2.1.3. Ebenfalls spricht einiges dafür, dass die Haltung der Wölfe nicht mit der
Wohnruhe der Antragsteller zu vereinbaren und auch insoweit rücksichtslos ist. Dies gilt
insbesondere auch für die Antragsteller zu 2. bis 4. Das von den Antragstellern zu 2. bis
3. in Ausübung ihres Nießbrauchrechts bewohnte und im Eigentum der Antragstellerin
zu 4. stehende Wohnhaus genießt ebenfalls Bestandsschutz mit der Folge, dass die
Wohnnutzung Rücksichtnahme für sich beanspruchen kann.
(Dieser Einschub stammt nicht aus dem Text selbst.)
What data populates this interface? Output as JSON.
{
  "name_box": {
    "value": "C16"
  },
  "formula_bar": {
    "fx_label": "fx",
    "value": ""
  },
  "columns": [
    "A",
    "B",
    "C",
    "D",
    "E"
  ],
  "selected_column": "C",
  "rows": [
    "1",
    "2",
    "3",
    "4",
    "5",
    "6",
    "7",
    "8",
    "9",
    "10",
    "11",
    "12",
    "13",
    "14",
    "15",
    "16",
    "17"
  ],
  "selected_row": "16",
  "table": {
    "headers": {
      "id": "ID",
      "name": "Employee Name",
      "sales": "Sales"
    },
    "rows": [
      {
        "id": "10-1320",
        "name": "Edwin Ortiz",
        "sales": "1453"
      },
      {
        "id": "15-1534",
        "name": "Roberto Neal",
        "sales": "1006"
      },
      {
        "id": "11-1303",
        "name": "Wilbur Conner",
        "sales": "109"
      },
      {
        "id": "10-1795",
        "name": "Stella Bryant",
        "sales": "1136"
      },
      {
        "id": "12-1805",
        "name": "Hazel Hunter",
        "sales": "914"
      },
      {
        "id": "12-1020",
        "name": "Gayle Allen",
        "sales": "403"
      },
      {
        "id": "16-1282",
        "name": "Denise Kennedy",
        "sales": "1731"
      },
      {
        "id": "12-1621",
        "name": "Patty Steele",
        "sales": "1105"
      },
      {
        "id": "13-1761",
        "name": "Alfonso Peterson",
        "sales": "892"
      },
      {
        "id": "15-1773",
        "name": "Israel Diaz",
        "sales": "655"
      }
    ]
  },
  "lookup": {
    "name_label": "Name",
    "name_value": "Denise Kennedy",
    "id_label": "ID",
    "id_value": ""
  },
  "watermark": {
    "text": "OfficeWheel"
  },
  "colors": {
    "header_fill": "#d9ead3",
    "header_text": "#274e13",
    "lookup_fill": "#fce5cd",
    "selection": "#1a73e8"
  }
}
Nach der vorgelegten
eidesstattlichen Versicherungen des Antragstellers zu 3. vom 9. Januar 2006 dürfte
diese in einem nicht mehr hinzunehmenden Maße gestört sein. Aus ihr geht hervor,
dass die Antragsteller zu 2. und 3. im Abstand von wenigen Tagen durch das Heulen
der Wölfe geweckt werden, und zwar überwiegend zur Nachtzeit (vor 6.00 Uhr). Zu dem
Wolfsheulen treten Geräusche durch die aufgeschreckten Pferde des Antragstellers zu
1. und von Hunden der Nachbarn hinzu. Eine derart massive Beeinträchtigung ihrer
nächtlichen Ruhe müssen die Antragsteller zu 2. und 3. auch im Außenbereich nicht
hinnehmen. Ihre Angaben sind durch das Vorbringen der übrigen Beteiligten nicht
durchgreifend erschüttert.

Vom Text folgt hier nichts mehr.